“Let us reach for the world that ought to be.” – Barack Obama
It’s hard to be an idealist in this world.
There’s always something tragic happening. Just turn on the news, and you’ll see a flood of headlines about the latest shooting, natural disaster, political scandal, or crime.
Each headline adds a layer of doubt and cynicism, smothering our hopeful hearts. Gradually, we cease to believe things can ever get better because we’re afraid of being disappointed. Comedian George Carlin said, ‘scratch any cynic and you will find a disappointed idealist.”
I was reminded of this during a recent debate that I had with my classmates about solutions to gun violence – understandably a sensitive issue right now.

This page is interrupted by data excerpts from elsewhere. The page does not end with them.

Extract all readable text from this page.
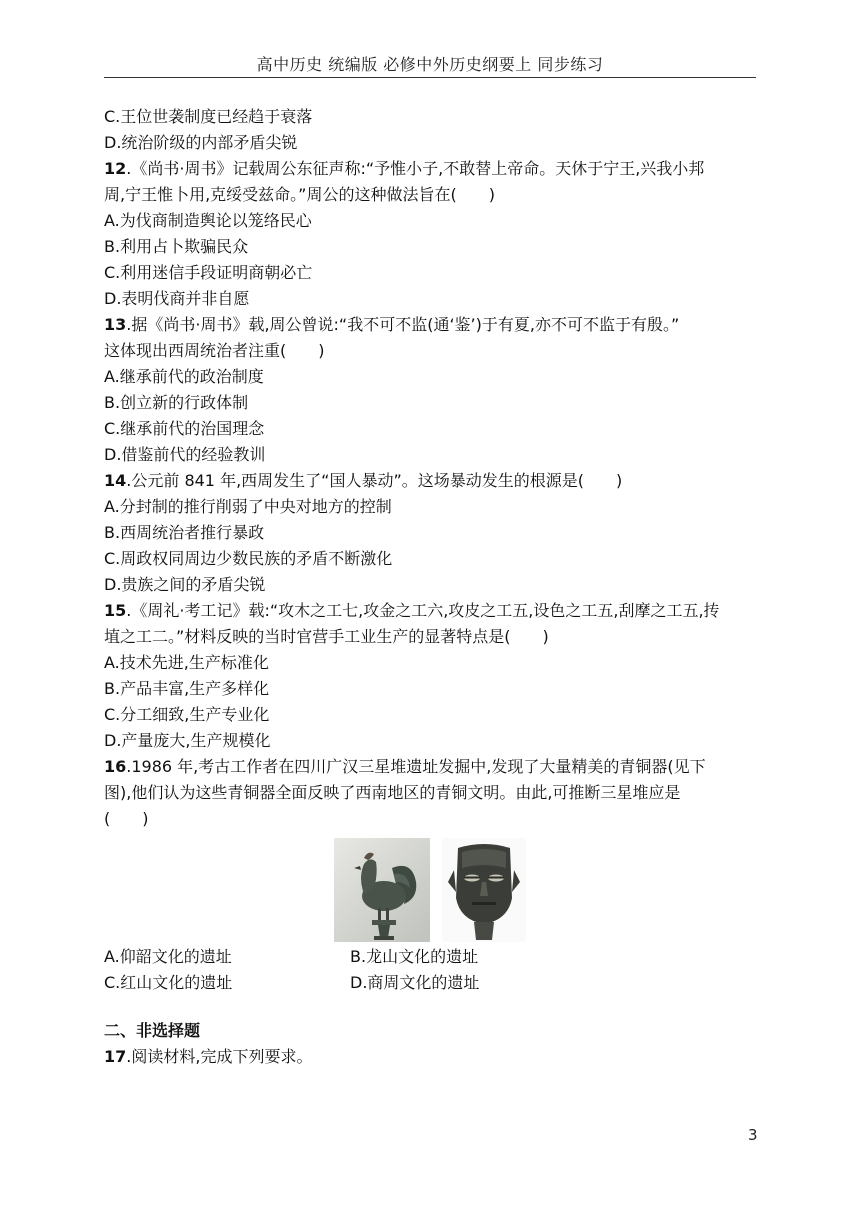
高中历史 统编版 必修中外历史纲要上 同步练习
C.王位世袭制度已经趋于衰落
D.统治阶级的内部矛盾尖锐
12.《尚书·周书》记载周公东征声称:“予惟小子,不敢替上帝命。天休于宁王,兴我小邦
周,宁王惟卜用,克绥受兹命。”周公的这种做法旨在(　　)
A.为伐商制造舆论以笼络民心
B.利用占卜欺骗民众
C.利用迷信手段证明商朝必亡
D.表明伐商并非自愿
13.据《尚书·周书》载,周公曾说:“我不可不监(通‘鉴’)于有夏,亦不可不监于有殷。”
这体现出西周统治者注重(　　)
A.继承前代的政治制度
B.创立新的行政体制
C.继承前代的治国理念
D.借鉴前代的经验教训
14.公元前 841 年,西周发生了“国人暴动”。这场暴动发生的根源是(　　)
A.分封制的推行削弱了中央对地方的控制
B.西周统治者推行暴政
C.周政权同周边少数民族的矛盾不断激化
D.贵族之间的矛盾尖锐
15.《周礼·考工记》载:“攻木之工七,攻金之工六,攻皮之工五,设色之工五,刮摩之工五,抟
埴之工二。”材料反映的当时官营手工业生产的显著特点是(　　)
A.技术先进,生产标准化
B.产品丰富,生产多样化
C.分工细致,生产专业化
D.产量庞大,生产规模化
16.1986 年,考古工作者在四川广汉三星堆遗址发掘中,发现了大量精美的青铜器(见下
图),他们认为这些青铜器全面反映了西南地区的青铜文明。由此,可推断三星堆应是
(　　)
A.仰韶文化的遗址	B.龙山文化的遗址
C.红山文化的遗址	D.商周文化的遗址
二、非选择题
17.阅读材料,完成下列要求。
3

To my surprise, my assertion that education and mental health treatments as a viable solution was ridiculed. “We may as well sing ‘kumbaya’ and hope that things will get better with those ideas,” they said.
Initially, I was triggered by their opposition – I took it personally. I realized soon after, however, that I could make this encounter a positive by finding the wisdom in it. My classmates’ attitude was simply a representation of the collective, and it strengthened my resolve to do whatever I can to alter it.
The official definition of idealism is “the belief that your ideals can be achieved, often when this does not seem likely to others”. What’s interesting is that the phrase, ‘does not seem likely’ is determined by ‘other people’ based on their own unique belief systems. It does not represent the truth of what’s possible, and therefore, should not be used to put a cap on our dreams.
John Keating, the English teacher in the movie Dead Poet Society, played by Robin Williams, is the quintessential idealist. Using his unorthodox teaching style, he encourages his students to break free from the confines of ancient traditions and the pressures of academia. Through his prose, he opens their minds so that they can emerge from their shells and build a vision for their lives:
‘Carpe diem. Seize the day, boys. Make your lives extraordinary.’
Yet Keating was also careful not to delude his students into believing that idealism alone can change the world. He clearly expresses that it needs to be balanced with a healthy dose of pragmatism and independent thought:
“I stand upon my desk to remind myself that we should constantly look at things in a different way. See, the world looks very different from up here… Just when you think you know something, you have to look at it in another way.”
In saying this, Keats encouraged his pupils to look at the big picture and not get lost in minutiae. By having a longer view, we can take informed action that fetches results.
This healthy mix of idealism and pragmatism is precisely what we see in some of the greatest visionaries in history. Imagine if Gandhi had not been inspired by his ideals of freedom and non-violence, or if Eleanor Roosevelt hadn’t tapped into her morals and ethics to fight for the underdogs of her time? It would have changed the course of history.
Think of all the masterpieces that would never have seen the light of day if the artists hadn’t been moved by their poignant perspectives. Idealism fueled Michelangelo’s efforts to create magnificent frescoes such as the Sistine Chapel. It inspired John Lennon to write meaningful songs like Imagine, and it was the hope for a more just society that made Harper Lee write her novel To Kill a Mockingbird.
Here are three reasons why our world still needs idealism:
1. It motivates us to find solutions to existing problems: An idealistic perspective promotes feelings of hope. The hope for a better future can galvanize us into seeking solutions, no matter how bleak things might appear on the surface. Martin Luther King demonstrated this in his famous speech, “I Have a Dream” where he expressed a vision of his nation rising up and ‘living out the true meaning of its creed’. He said this during the height of the Civil Rights Movement, in which he faced immense opposition while trying to promote equal rights for his people.
2. It leads to innovation and progress: Idealism is like a ship that transports us to unknown, distant shores. It activates a childlike sense of curiosity that inspires us to explore new avenues, without judgement. Astrophysicist Carl Sagan, who is famous for his breakthrough research in astronomy, was a dreamer at heart. Deeply moved by the wonders of the cosmos, he said, “somewhere, something incredible is waiting to be known.”
3. It raises the vibration of the planet: We have plenty of skeptics, know-it-all’s, and cynics who pollute the psychic airways with their negativity, limited thinking, and complaints. To counteract their bleak and unconstructive attitudes, we need to foster a community of visionaries. People who acknowledge the reality of today’s problems and are actively finding solutions, motivated by their dream of a better tomorrow. Having more people like this will shift the overall vibration of the planet and move the human race in a positive direction.
Unlike the majority of people, idealists don’t have to see something to believe in it. Instead, they have faith that if they believe in it, they will eventually see it. They create their reality by first conceiving it in their mind’s eye and then believing in it with all their heart.
All my best on your journey,
Reflection Question: Do you consider yourself to be an idealist? If not, how would you describe your attitude towards life and world affairs?